Under the impact of the activism of the 1960s, the Court later reached an even higher standard, one that I believe is unique in the world. This 1969 decision bars only speech that incites imminent criminal action. So if you and I intend to rob a store, you are carrying a gun, and I say "shoot," that is not protected speech. But short of that circumstance, speech is protected. The doctrine is controversial, but at least in my opinion, it sets a proper standard. Adopting that standard would be one mark of true enlightenment.

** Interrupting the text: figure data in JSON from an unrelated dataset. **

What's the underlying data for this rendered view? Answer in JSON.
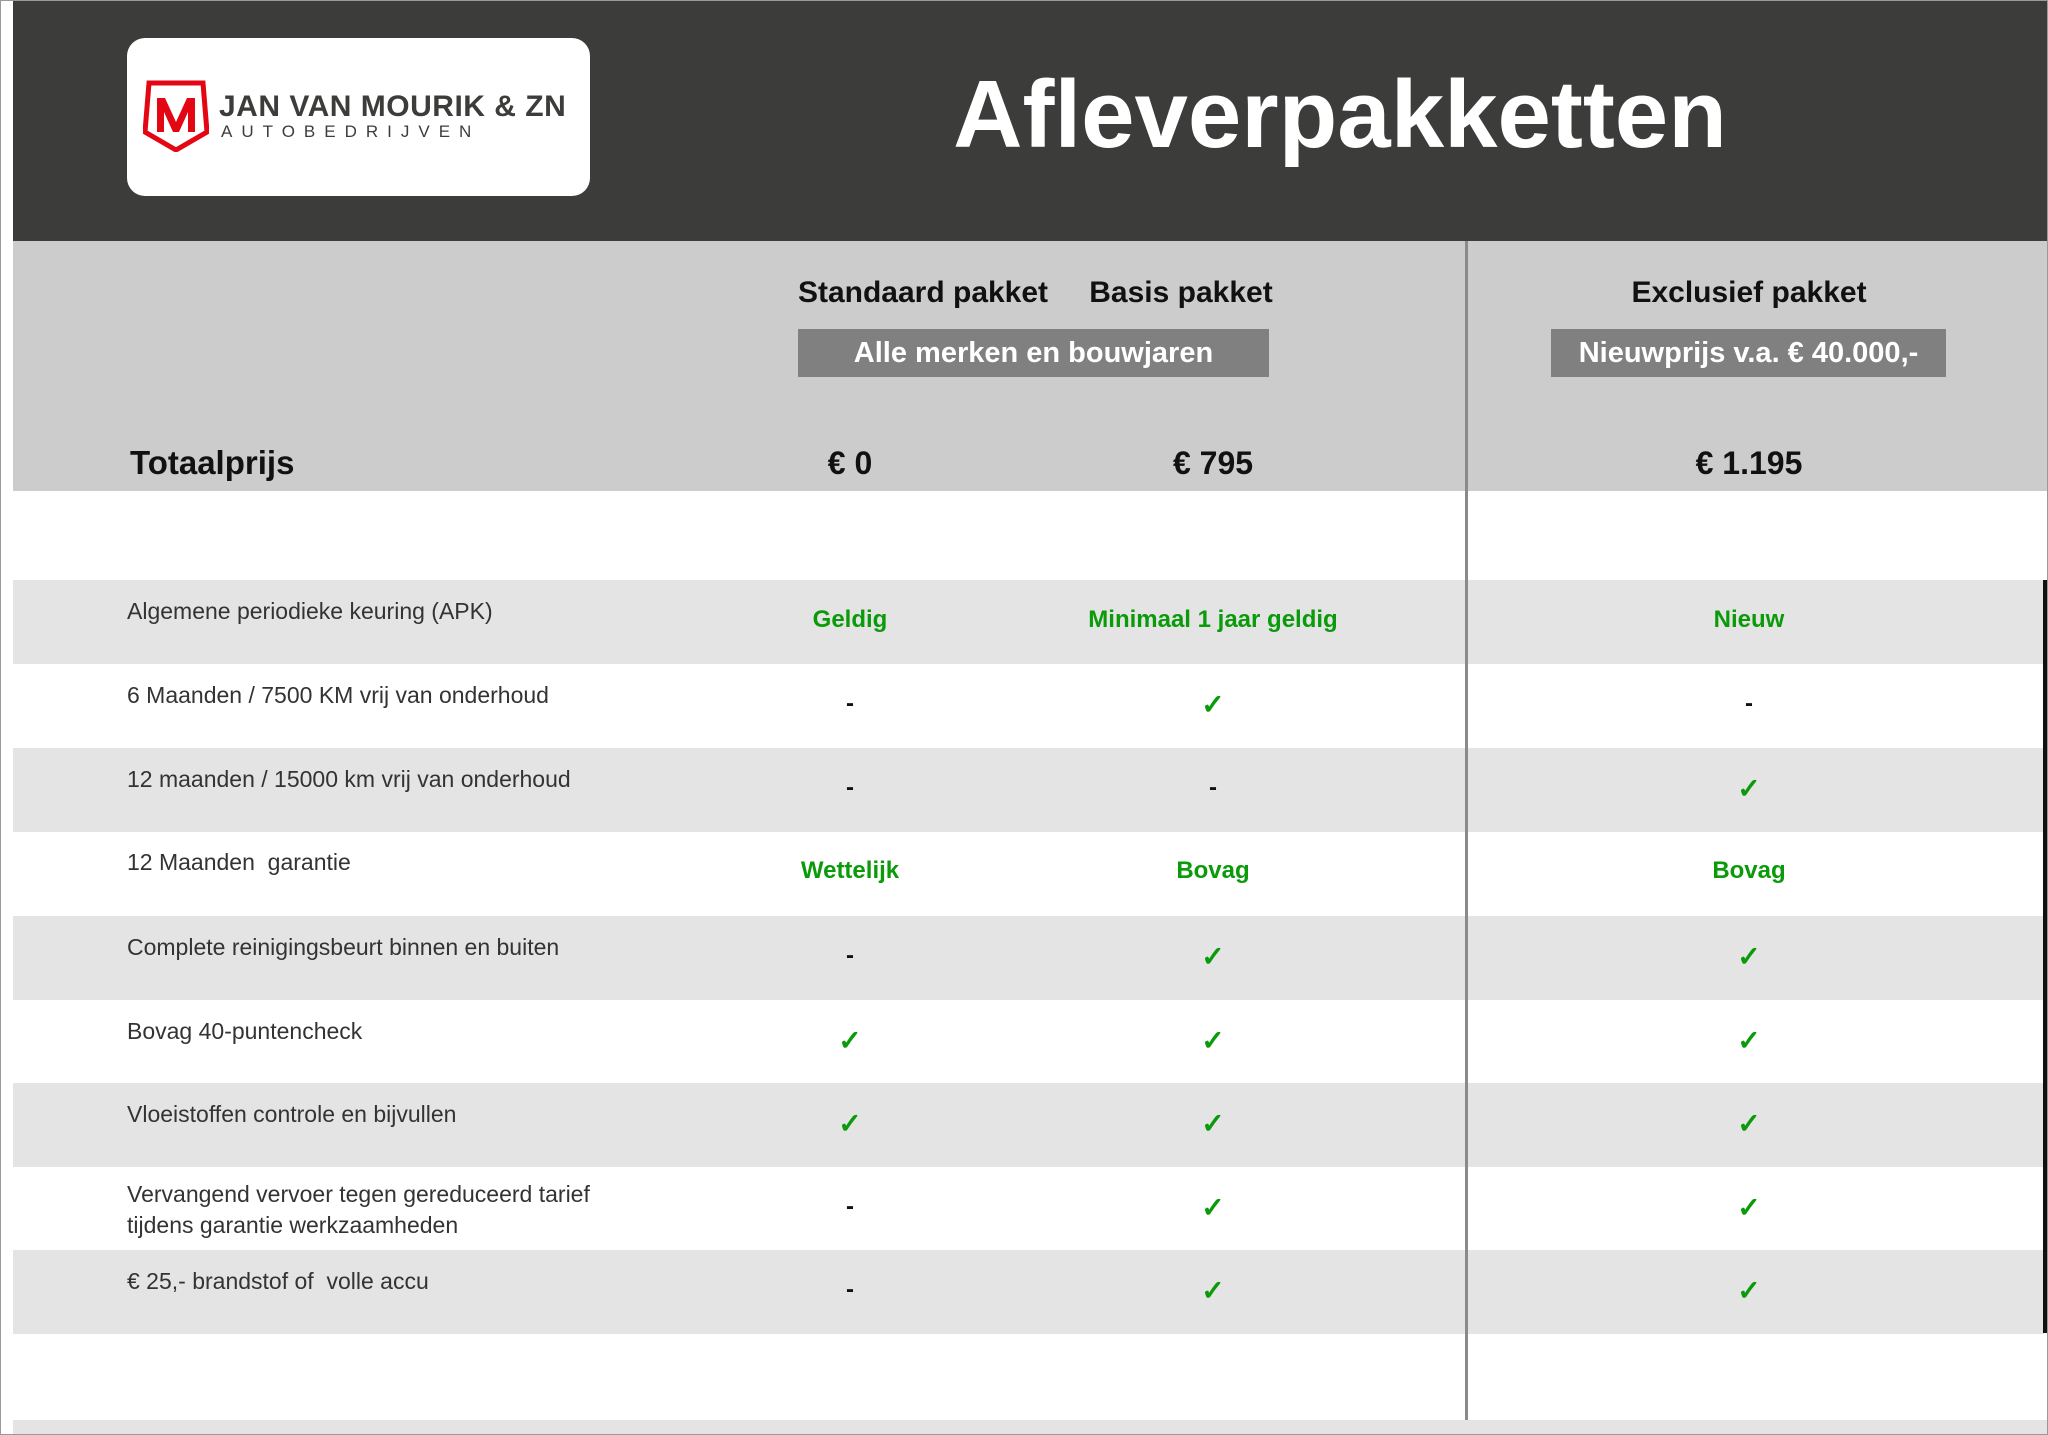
{
  "logo": {
    "name": "JAN VAN MOURIK & ZN",
    "sub": "AUTOBEDRIJVEN",
    "brand_color": "#e30613"
  },
  "title": "Afleverpakketten",
  "columns": [
    {
      "name": "Standaard pakket"
    },
    {
      "name": "Basis pakket"
    },
    {
      "name": "Exclusief pakket"
    }
  ],
  "badges": {
    "shared": "Alle merken en bouwjaren",
    "exclusief": "Nieuwprijs v.a. € 40.000,-"
  },
  "total": {
    "label": "Totaalprijs",
    "values": [
      "€ 0",
      "€ 795",
      "€ 1.195"
    ]
  },
  "colors": {
    "green": "#0a9a0a",
    "header": "#3c3c3b"
  },
  "rows": [
    {
      "label": "Algemene periodieke keuring (APK)",
      "values": [
        "Geldig",
        "Minimaal 1 jaar geldig",
        "Nieuw"
      ]
    },
    {
      "label": "6 Maanden / 7500 KM vrij van onderhoud",
      "values": [
        "-",
        "✓",
        "-"
      ]
    },
    {
      "label": "12 maanden / 15000 km vrij van onderhoud",
      "values": [
        "-",
        "-",
        "✓"
      ]
    },
    {
      "label": "12 Maanden  garantie",
      "values": [
        "Wettelijk",
        "Bovag",
        "Bovag"
      ]
    },
    {
      "label": "Complete reinigingsbeurt binnen en buiten",
      "values": [
        "-",
        "✓",
        "✓"
      ]
    },
    {
      "label": "Bovag 40-puntencheck",
      "values": [
        "✓",
        "✓",
        "✓"
      ]
    },
    {
      "label": "Vloeistoffen controle en bijvullen",
      "values": [
        "✓",
        "✓",
        "✓"
      ]
    },
    {
      "label": "Vervangend vervoer tegen gereduceerd tarief\ntijdens garantie werkzaamheden",
      "values": [
        "-",
        "✓",
        "✓"
      ]
    },
    {
      "label": "€ 25,- brandstof of  volle accu",
      "values": [
        "-",
        "✓",
        "✓"
      ]
    }
  ]
}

In a review of "the history and reality of free speech in the United States," legal historian David Kairys points out that "no right of free speech, either in law or practice, existed until the transformations of law" between the two great 20th century wars. "Before that time, one spoke publicly only at the discretion of local, and sometimes federal, authorities, who often prohibited what they, the local business establishment, or other powerful segments of the community did not want to hear." He stresses the important point that "the periods of stringent protection and enlargement of civil rights and civil liberties correspond to the periods in which mass movements posing a credible challenge to the existing order have demanded such rights," including the right of free expression. The major agents of defense of civil rights have been the left, labor, and other popular movements, forcefully in the 1960s.

[-] -1 points by motherof4 (44) 12 years ago

TIOUAISE = Lives under a bridge to scare people away

[-] 1 points by ThunderclapNewman (1083) from Nanty Glo, PA 12 years ago

All I know is that if I go to certain places, i.e. the airport my, Constitutional rights are suspended.

If I have a Constitutional right to keep and bear arms in order to insure the continued assurance of a free state then, as film maker Michael Moore asked, where's my (access to purchase) cruise missle? Where's my RPG? How can a Patriot be reasonably expected to defend his homeland from tyranny? I thought that was the intent of the article.

If we have to defend our selves and our country from it's own military how are we to do it? AR15s? A 20mm sniper's rifle?